Fig. 278.—Dracunculus medinensis. a, anterior extremity seen end on; O, mouth; P, papillæ; b, female reduced more than half; c, larvæ enlarged. (After Claus.)
Dracunculus medinensis in its adult stage lives in superficial ulcers on the body surface; it is seen most frequently on the lower extremities, more especially in the region of the ankle, but it also occurs in other parts of the body—on the trunk, scrotum, perineum, on the upper extremities, and in the eyelids and tongue. Sometimes there is only one ulcer and one worm, but more commonly several. It attacks man without distinction of race, age or sex. It is observed most frequently during the months of June to August.

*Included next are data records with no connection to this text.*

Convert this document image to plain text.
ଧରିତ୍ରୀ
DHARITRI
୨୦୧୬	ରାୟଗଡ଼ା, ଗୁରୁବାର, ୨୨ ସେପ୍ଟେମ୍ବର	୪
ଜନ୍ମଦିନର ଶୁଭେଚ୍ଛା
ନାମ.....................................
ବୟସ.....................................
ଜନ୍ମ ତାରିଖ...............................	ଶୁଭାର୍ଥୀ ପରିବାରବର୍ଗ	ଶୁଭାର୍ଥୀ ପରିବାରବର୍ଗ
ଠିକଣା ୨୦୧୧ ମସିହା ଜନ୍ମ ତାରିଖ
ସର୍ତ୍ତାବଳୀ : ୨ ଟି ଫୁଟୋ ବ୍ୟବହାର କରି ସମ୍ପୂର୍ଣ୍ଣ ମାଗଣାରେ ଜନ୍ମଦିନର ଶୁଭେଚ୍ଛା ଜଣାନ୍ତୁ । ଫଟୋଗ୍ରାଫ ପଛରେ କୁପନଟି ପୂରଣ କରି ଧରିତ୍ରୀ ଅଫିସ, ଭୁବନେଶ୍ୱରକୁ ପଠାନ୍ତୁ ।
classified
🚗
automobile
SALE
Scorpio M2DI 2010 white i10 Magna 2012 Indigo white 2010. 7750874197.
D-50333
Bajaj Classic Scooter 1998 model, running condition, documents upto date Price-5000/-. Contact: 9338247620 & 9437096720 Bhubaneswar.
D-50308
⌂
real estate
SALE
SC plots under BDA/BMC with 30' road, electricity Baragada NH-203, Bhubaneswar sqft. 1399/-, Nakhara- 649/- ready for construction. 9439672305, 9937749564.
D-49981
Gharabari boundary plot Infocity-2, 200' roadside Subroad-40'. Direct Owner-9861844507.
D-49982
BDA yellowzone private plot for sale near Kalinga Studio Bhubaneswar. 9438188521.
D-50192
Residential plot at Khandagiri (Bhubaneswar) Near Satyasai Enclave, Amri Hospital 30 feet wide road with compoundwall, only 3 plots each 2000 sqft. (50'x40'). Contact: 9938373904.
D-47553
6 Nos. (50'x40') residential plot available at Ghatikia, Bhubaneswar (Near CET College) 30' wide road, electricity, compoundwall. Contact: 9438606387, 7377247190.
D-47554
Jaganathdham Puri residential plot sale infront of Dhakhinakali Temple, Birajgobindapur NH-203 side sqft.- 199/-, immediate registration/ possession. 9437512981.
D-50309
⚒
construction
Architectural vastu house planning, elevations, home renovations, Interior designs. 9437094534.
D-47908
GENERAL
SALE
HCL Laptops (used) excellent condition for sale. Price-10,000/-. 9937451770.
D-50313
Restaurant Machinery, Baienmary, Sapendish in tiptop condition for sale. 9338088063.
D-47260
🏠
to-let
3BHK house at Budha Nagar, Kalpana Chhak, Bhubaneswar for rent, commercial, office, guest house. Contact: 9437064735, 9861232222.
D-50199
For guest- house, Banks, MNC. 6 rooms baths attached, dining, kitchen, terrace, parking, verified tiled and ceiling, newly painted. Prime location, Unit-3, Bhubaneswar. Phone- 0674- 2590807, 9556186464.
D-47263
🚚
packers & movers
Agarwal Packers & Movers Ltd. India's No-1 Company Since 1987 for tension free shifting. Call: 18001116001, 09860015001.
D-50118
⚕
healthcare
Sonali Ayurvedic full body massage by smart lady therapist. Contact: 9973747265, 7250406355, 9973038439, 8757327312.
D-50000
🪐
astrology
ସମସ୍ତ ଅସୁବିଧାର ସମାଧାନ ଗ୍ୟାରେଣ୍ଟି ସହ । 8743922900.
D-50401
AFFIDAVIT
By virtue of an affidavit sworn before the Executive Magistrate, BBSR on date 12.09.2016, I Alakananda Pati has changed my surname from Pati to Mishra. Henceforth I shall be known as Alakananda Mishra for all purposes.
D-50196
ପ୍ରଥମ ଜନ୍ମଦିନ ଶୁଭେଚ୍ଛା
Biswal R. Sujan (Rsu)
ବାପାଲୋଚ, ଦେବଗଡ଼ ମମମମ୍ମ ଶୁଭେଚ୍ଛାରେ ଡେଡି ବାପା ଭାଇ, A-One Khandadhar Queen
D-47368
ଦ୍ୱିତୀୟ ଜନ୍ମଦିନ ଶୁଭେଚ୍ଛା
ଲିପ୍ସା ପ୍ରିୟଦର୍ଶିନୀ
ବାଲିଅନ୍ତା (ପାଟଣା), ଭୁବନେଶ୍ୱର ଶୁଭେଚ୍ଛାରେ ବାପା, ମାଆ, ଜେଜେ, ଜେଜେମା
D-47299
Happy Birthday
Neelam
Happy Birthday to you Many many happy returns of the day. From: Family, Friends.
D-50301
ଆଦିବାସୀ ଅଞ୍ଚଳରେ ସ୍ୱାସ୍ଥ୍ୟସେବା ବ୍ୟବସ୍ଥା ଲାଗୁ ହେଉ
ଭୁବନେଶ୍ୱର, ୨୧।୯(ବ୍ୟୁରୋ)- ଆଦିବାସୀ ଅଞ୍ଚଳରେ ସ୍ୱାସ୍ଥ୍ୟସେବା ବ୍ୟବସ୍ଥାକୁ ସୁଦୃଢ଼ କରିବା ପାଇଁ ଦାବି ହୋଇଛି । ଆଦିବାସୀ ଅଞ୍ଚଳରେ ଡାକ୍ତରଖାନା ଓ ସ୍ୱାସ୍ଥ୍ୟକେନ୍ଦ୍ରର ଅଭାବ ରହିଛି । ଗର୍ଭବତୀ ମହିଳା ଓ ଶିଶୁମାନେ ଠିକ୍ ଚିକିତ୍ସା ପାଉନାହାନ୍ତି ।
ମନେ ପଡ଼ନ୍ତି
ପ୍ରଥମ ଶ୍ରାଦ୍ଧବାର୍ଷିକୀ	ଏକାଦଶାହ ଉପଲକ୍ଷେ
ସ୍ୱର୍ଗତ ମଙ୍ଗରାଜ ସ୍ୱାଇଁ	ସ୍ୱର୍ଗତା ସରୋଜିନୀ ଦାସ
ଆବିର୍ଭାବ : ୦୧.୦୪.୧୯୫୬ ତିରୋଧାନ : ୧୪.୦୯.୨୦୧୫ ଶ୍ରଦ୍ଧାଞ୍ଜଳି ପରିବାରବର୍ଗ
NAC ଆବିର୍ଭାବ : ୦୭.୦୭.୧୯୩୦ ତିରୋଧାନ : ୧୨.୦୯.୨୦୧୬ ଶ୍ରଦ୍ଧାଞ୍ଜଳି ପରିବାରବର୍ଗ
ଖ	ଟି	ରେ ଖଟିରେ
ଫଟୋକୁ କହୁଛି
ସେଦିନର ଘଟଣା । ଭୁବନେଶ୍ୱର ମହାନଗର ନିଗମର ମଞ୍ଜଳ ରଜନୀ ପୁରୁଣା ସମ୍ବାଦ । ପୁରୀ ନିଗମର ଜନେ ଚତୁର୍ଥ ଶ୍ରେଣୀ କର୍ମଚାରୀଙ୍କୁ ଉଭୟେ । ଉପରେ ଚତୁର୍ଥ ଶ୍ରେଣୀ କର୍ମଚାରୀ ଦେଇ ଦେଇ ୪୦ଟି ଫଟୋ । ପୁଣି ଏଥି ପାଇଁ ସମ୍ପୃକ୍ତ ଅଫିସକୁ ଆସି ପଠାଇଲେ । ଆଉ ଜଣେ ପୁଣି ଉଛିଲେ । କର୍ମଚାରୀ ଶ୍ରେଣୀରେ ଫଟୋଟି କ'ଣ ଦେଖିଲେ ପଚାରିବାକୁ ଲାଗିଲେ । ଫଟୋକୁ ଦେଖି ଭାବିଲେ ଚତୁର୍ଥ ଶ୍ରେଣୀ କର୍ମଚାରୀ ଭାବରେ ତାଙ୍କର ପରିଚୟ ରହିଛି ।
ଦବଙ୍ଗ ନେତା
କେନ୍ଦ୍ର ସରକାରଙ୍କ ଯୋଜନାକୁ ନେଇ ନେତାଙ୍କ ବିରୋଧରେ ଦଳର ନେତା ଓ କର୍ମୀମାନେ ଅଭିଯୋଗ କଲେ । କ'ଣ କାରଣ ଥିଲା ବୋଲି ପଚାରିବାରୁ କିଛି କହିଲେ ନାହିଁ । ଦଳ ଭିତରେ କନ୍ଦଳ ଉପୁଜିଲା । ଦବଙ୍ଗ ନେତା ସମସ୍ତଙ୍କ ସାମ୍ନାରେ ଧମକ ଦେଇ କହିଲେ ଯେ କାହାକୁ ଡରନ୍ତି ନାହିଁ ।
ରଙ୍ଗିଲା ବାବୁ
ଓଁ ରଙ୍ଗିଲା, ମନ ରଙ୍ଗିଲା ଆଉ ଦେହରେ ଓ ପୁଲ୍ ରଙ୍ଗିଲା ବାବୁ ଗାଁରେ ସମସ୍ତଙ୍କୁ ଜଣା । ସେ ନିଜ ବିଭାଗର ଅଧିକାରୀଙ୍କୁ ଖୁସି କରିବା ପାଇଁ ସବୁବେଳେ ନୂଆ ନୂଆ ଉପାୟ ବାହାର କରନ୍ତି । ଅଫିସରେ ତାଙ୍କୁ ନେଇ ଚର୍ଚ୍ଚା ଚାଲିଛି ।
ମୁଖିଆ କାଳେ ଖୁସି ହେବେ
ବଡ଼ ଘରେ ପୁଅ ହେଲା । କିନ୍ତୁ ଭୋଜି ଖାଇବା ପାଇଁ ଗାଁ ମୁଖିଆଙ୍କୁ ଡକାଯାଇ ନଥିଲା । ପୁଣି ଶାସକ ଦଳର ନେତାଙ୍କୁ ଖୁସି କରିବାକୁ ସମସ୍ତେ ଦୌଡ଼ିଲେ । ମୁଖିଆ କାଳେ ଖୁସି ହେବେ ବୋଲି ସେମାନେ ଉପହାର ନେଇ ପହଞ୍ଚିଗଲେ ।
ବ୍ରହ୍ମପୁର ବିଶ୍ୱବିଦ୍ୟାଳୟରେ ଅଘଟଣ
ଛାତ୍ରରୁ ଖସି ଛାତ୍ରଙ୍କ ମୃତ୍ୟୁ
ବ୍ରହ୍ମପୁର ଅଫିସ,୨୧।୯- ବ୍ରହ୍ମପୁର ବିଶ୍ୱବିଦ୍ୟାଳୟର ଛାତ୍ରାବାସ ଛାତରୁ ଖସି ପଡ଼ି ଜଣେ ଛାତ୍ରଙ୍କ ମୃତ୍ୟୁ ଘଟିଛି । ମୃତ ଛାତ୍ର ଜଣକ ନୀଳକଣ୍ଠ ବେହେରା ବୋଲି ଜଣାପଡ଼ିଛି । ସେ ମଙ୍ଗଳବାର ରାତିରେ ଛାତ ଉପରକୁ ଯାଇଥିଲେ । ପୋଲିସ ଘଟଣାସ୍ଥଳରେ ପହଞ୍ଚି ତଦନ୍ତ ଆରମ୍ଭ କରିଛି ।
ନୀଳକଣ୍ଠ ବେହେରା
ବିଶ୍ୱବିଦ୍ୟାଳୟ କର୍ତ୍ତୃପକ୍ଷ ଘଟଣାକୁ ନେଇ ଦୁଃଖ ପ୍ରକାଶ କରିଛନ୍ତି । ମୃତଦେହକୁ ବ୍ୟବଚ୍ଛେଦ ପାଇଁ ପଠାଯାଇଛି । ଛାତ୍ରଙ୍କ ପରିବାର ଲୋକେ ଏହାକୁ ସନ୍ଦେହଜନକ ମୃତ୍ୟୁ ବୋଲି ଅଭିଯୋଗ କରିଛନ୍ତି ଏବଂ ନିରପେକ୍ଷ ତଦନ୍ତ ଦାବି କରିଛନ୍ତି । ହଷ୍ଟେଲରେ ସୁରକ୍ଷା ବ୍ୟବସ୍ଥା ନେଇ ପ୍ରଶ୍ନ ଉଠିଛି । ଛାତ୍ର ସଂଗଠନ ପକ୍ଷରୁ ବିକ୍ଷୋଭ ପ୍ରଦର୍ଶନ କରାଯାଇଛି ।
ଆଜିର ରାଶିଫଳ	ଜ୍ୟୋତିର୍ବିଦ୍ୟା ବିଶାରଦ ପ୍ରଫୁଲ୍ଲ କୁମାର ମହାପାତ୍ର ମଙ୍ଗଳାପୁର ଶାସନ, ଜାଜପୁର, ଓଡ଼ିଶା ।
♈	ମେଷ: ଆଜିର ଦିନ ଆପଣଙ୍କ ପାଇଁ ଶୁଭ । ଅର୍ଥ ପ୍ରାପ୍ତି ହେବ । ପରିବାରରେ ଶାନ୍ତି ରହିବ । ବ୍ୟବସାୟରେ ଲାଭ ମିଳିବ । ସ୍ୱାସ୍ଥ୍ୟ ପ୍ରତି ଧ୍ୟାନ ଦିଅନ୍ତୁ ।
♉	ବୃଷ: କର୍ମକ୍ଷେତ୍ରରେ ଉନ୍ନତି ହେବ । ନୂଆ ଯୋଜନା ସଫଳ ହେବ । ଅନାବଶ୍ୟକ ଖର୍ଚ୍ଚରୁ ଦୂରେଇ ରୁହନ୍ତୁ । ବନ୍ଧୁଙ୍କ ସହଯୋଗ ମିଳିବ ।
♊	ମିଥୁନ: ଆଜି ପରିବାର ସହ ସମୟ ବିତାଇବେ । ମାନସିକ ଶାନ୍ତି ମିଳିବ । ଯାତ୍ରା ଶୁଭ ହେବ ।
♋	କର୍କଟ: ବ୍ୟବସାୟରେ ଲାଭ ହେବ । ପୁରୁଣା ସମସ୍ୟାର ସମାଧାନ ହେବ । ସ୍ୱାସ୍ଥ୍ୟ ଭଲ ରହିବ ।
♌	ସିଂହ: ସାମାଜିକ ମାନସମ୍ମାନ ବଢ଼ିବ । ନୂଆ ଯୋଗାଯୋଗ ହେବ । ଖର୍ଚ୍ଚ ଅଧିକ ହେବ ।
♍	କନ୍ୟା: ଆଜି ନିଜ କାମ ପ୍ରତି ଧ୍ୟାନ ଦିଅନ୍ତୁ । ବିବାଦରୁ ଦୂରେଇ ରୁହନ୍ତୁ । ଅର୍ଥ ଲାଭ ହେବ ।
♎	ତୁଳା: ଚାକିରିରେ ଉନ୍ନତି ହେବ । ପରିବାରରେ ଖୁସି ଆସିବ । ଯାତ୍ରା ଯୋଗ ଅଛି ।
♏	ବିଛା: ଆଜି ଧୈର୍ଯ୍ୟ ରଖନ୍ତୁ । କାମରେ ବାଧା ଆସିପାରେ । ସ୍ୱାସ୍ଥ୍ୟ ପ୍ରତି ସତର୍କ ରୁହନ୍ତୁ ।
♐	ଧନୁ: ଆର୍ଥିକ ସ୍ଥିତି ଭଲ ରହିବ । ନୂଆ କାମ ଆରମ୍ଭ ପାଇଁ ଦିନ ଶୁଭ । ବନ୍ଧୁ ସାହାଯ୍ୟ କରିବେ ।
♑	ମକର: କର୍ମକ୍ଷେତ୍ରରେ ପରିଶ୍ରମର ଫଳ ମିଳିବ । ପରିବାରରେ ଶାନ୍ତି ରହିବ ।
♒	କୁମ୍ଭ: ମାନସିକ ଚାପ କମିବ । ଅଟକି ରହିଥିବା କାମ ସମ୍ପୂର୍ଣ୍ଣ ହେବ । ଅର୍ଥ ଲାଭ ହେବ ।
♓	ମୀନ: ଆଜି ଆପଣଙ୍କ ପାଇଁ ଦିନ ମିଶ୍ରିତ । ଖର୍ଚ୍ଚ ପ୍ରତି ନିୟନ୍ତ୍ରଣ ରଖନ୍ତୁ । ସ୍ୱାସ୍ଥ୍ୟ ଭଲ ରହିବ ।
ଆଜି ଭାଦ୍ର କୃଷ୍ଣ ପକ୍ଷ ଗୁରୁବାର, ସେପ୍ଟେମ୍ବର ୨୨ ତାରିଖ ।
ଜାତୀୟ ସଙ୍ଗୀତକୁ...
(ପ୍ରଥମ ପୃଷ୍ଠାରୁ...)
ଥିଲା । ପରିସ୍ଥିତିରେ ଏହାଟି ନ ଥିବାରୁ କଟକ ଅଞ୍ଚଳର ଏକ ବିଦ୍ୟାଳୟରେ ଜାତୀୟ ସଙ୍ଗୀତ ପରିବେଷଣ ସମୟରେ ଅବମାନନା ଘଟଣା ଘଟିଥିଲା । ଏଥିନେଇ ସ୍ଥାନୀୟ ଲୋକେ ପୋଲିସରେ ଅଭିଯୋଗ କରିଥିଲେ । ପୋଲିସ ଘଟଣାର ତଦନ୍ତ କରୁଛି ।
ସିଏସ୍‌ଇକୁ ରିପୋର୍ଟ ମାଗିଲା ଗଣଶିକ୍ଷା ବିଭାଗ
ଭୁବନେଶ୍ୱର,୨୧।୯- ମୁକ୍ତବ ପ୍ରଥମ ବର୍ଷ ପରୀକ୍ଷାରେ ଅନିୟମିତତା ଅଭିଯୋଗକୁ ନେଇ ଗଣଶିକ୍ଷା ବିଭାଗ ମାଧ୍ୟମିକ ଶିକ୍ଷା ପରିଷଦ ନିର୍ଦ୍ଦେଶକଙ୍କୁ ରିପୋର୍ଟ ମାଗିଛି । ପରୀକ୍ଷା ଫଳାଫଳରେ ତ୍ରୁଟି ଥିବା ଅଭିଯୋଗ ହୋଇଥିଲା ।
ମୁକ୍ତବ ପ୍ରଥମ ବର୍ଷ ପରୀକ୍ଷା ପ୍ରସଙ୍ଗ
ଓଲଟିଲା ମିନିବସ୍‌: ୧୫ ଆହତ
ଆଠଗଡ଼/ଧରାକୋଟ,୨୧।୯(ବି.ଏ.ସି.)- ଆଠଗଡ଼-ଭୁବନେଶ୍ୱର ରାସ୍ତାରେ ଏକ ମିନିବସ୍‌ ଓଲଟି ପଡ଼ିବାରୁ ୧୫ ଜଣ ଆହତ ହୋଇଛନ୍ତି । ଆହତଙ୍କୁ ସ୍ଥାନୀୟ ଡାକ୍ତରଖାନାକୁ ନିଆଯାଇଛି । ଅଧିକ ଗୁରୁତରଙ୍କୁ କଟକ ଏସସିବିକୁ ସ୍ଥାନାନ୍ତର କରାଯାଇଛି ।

Life history.[300]—When about a year old the worm seeks the surface of the body and produces there a thickening as big as a florin. Over this a vesicle forms which eventually ruptures, and at the bottom of the ulcer can be seen a hole from which a part of the worm may project. On bathing the sides of the ulcer with water, a drop of fluid, at first clear then milky, exudes. This contains numerous larvæ. In other cases a thin tube an inch long is prolapsed (through the vulva). This is probably the uterus, but the mechanism of parturition is not clearly known. It lasts for about a fortnight. An abundant supply of larvæ can be got by placing wet compresses on a fresh ulcer. In a few hours a mass of larvæ is obtained.